You can find red light panels online for a couple hundred bucks, and they’re even HSA- and FSA-eligible with some healthcare plans.
By limiting the window during which you eat in a day (usually 16 hours of fasting and 8 hours of eating), intermittent fasting could help you drop excess weight, improve cardiovascular health, reduce inflammation, and lower your risk of developing diabetes. If you’re trying to lose a few pounds or improve your heart health before a physically taxing trip into the backcountry, intermittent fasting could be a free biohack to try.
Some individuals experience side effects such as a lack of energy and headaches when intermittent fasting, so consider these cons and consult with your healthcare provider before you begin.
Many athletes swear by the results they experience from ice baths. Typically, you’ll immerse yourself in cold water (50-59 degrees Fahrenheit on average) for a brief period of time (up to 10-15 minutes with some practice). Ice baths may boast recovery benefits that could be great after a challenging trek that’s left you sore and worn down: muscle pain relief and prevention, reduced inflammation, boosted immune function, decreased fatigue, and stress relief. Alternatively, cold showers can provide similar benefits if you don’t have a bathtub or dedicated cold plunge tub.
Ice baths can come with some potential negative effects, so be sure to start slow and check with your doctor first.
Nicknamed “smart drugs” by biohackers, nootropics include a variety of substances that enhance brain function and can improve reaction time, mental endurance, focus, energy, motivation, and clarity. So if you’re climbing a complicated route that requires strategic quick thinking or pushing yourself past your limits to reach a summit, some type of nootropic could help boost your performance.

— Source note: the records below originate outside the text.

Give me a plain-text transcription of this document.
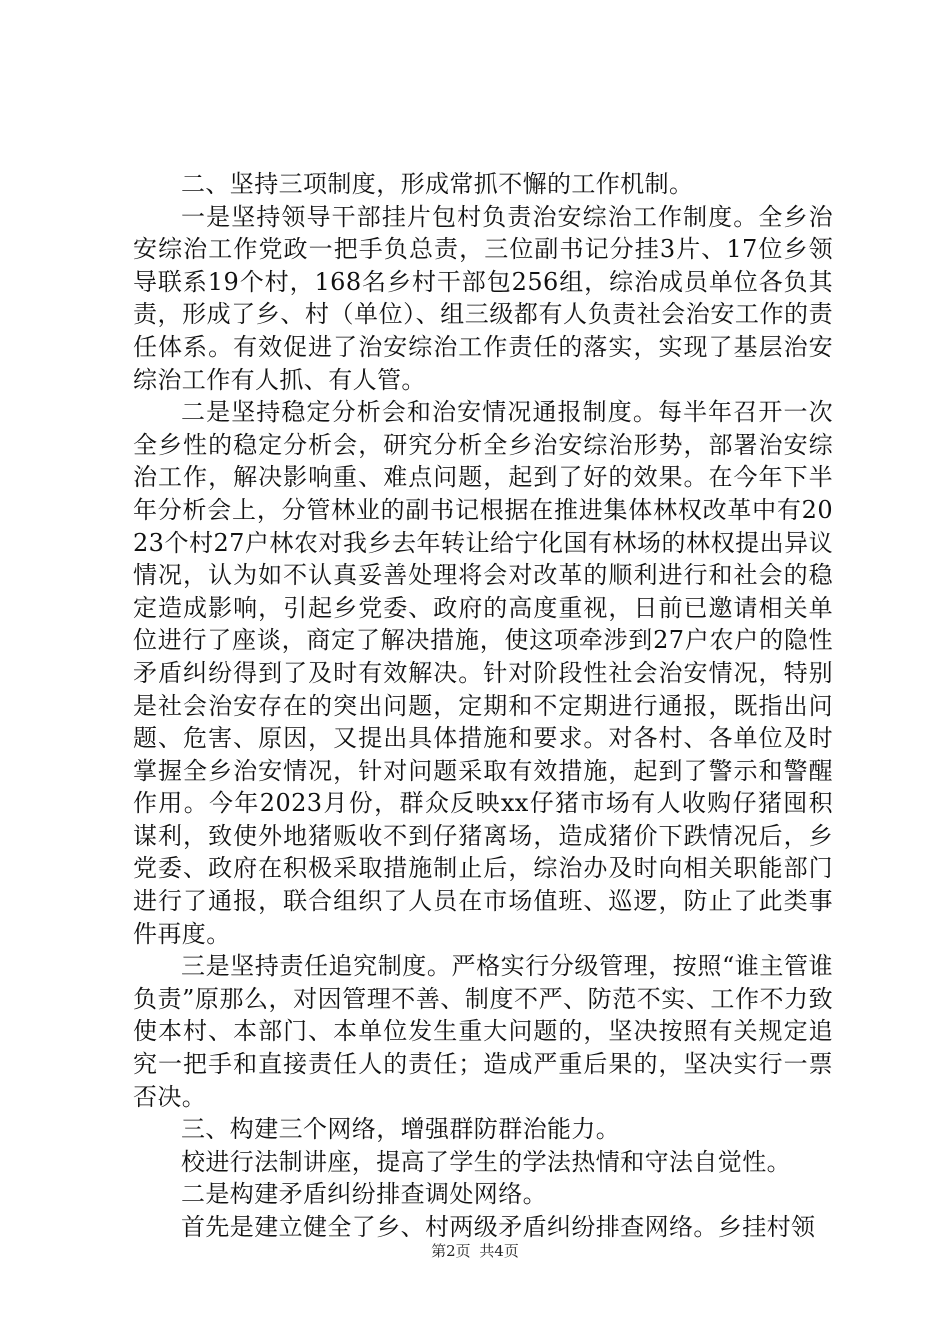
二、坚持三项制度，形成常抓不懈的工作机制。

一是坚持领导干部挂片包村负责治安综治工作制度。全乡治安综治工作党政一把手负总责，三位副书记分挂3片、17位乡领导联系19个村，168名乡村干部包256组，综治成员单位各负其责，形成了乡、村（单位）、组三级都有人负责社会治安工作的责任体系。有效促进了治安综治工作责任的落实，实现了基层治安综治工作有人抓、有人管。

二是坚持稳定分析会和治安情况通报制度。每半年召开一次全乡性的稳定分析会，研究分析全乡治安综治形势，部署治安综治工作，解决影响重、难点问题，起到了好的效果。在今年下半年分析会上，分管林业的副书记根据在推进集体林权改革中有2023个村27户林农对我乡去年转让给宁化国有林场的林权提出异议情况，认为如不认真妥善处理将会对改革的顺利进行和社会的稳定造成影响，引起乡党委、政府的高度重视，日前已邀请相关单位进行了座谈，商定了解决措施，使这项牵涉到27户农户的隐性矛盾纠纷得到了及时有效解决。针对阶段性社会治安情况，特别是社会治安存在的突出问题，定期和不定期进行通报，既指出问题、危害、原因，又提出具体措施和要求。对各村、各单位及时掌握全乡治安情况，针对问题采取有效措施，起到了警示和警醒作用。今年2023月份，群众反映xx仔猪市场有人收购仔猪囤积谋利，致使外地猪贩收不到仔猪离场，造成猪价下跌情况后，乡党委、政府在积极采取措施制止后，综治办及时向相关职能部门进行了通报，联合组织了人员在市场值班、巡逻，防止了此类事件再度。

三是坚持责任追究制度。严格实行分级管理，按照“谁主管谁负责”原那么，对因管理不善、制度不严、防范不实、工作不力致使本村、本部门、本单位发生重大问题的，坚决按照有关规定追究一把手和直接责任人的责任；造成严重后果的，坚决实行一票否决。

三、构建三个网络，增强群防群治能力。

校进行法制讲座，提高了学生的学法热情和守法自觉性。

二是构建矛盾纠纷排查调处网络。

首先是建立健全了乡、村两级矛盾纠纷排查网络。乡挂村领

第2页 共4页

They range from common substances such as caffeine to prescription medications such as Adderall to illegal substances such as cocaine, so not all nootropics are equally safe, effective, or legal. Use extreme caution when working with nootropics and make sure a physician signs off on you using them to avoid serious health issues.

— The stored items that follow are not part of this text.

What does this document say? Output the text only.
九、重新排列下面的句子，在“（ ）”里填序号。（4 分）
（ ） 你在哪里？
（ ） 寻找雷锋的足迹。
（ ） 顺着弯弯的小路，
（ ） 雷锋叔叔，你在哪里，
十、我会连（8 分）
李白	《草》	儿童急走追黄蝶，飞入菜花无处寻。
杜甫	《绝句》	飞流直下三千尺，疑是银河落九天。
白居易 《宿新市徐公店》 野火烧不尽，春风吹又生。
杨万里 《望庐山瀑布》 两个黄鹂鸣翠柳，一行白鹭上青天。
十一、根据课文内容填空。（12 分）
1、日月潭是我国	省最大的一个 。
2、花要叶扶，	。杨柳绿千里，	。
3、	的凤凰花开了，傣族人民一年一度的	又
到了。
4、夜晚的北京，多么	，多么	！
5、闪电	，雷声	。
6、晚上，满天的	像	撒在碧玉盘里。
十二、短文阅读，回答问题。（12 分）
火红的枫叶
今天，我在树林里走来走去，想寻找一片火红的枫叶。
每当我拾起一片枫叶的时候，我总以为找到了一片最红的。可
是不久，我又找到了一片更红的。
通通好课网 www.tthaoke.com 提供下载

If you’re interested in exploring biohacking to up your outdoor game, research some other popular options:
- Infrared saunas
- Herbs and minerals
- Coffee enemas
- EMF protection
- Light therapy
- Blue light glasses
The Science Behind Biohacking
Because biohacking is a relatively new concept, the research behind many methods is minimal and experts are divided on their effectiveness. Most products associated with biohacking aren’t heavily regulated either.
Ice baths, for example, draw some criticism due to “highly inconclusive” science behind any potential upsides compared to the risks. The wound healing benefits of red light therapy, on the other hand, have been evidenced in studies on NASA and Navy Seals.
A lot of benefits are purely anecdotal at this point, but biohacking does show promise in improving outdoor performance, longevity, and overall quality of life. In fact, I’ve been experimenting with several methods (red light therapy, grounding, herbs and minerals, coffee enemas, and EMF protection) for the past 18 months and have seen noticeable improvements in my sleep quality, energy, and immunity.
Still, not all biohacks are appropriate for every single person, and they could have adverse effects if you suffer from some health conditions or take certain medications. So start slow and be sure to consult with your provider before tapping into the benefits of biohacking.